Ovacionado por dez minutos no Festival de Veneza, o longa-metragem brasileiro “Ainda Estou Aqui”, dirigido por Walter Salles, adapta o relato autobiográfico de Marcelo Rubens Paiva, filho do ex-deputado Rubens Paiva, desaparecido durante a Ditadura Militar. Com sessões esgotadas e grande repercussão nas redes, o filme se tornou um dos tópicos mais discutidos no país. O entusiasmo em torno de sua possível indicação ao Oscar cresce, mas a resposta da Academia permanece incerta. Produções biográficas costumam ser bem recebidas, mas, em geral, quando se referem à própria história norte-americana.
No centro da narrativa está Eunice Paiva, interpretada por Fernanda Torres. Matriarca firme e organizada, comanda a rotina da casa e dos filhos, sem interferir nos compromissos políticos e profissionais do marido. Rubens Paiva, vivido por Selton Mello, é um pai afetuoso e discreto, contrário à ditadura, mas cuidadoso ao expressar suas opiniões. O casal pertence à classe média alta, tem cinco filhos e leva uma vida relativamente confortável. A primogênita, Vera (Valentina Herszage), passa um tempo em Londres e, quando está no Brasil, registra momentos familiares com sua câmera analógica, conferindo à obra um tom nostálgico.
A aparente tranquilidade se desfaz em dezembro de 1970, quando homens à paisana levam Rubens para um depoimento. A ausência prolongada inquieta Eunice, que não compreende os motivos da convocação, já que o marido há tempos não atua ativamente na política. Os agentes garantem seu retorno no mesmo dia, mas isso não acontece. Poucos dias depois, Eunice e a filha Eliana (Luiza Kosovski) também são levadas, vendadas no trajeto. Separadas ao chegarem ao local de detenção, são interrogadas.
Eunice passa dias em uma cela, sem informações sobre a família, enquanto um carcereiro sugere, em confidência, que “não concorda” com o que se passa ali. Doze dias depois, ela é liberada, debilitada e sem qualquer notícia do marido. Eliana, por sorte, retornara para casa após apenas um dia e não sofrera represálias. Já Rubens, segundo versões oficiais contraditórias, teria sido transferido, fugido ou sequer detido. O caso ganha repercussão internacional, mas sem respostas concretas.
Enquanto busca incansavelmente por informações sobre o paradeiro do marido, Eunice protege os filhos da dura realidade. No entanto, sem a principal fonte de sustento, a família enfrenta dificuldades. Primeiro, a empregada doméstica é dispensada. Em seguida, precisam deixar o sobrado litorâneo e o projeto da casa própria, mudando-se para um imóvel menor em São Paulo. Quando Vera retorna da Inglaterra, lamenta ter esquecido lá um casaco que pegou emprestado da mãe, presente de Rubens em uma viagem a Bariloche. Eunice minimiza o ocorrido, mas nos olhos marejados transparece sua dor. Em meio às perdas, aquele casaco simbolizava algo maior: um último vínculo com uma vida que lhe foi arrancada.

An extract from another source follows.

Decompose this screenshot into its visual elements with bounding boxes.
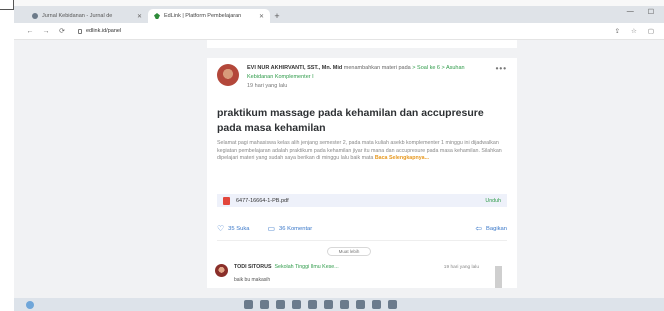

No desfecho, Fernanda Montenegro assume o papel de Eunice mais velha. Sem diálogos, transmite apenas pelo olhar a profundidade de uma existência marcada pela resistência e pela perda. Salles, que mantém laços próximos com a família Paiva, imprime à obra uma carga emocional intensa. Entretanto, o salto temporal nos momentos finais confere ao longa um tom novelesco, um traço recorrente no cinema nacional.
Com 91% de aprovação no Rotten Tomatoes, “Ainda Estou Aqui” se aproxima da recepção de “Central do Brasil” (94%), outro marco da filmografia de Salles. A expectativa é que a produção concorra ao Oscar de Melhor Filme Internacional e que Fernanda Torres siga os passos de Fernanda Montenegro, sendo reconhecida pela Academia com uma indicação a Melhor Atriz.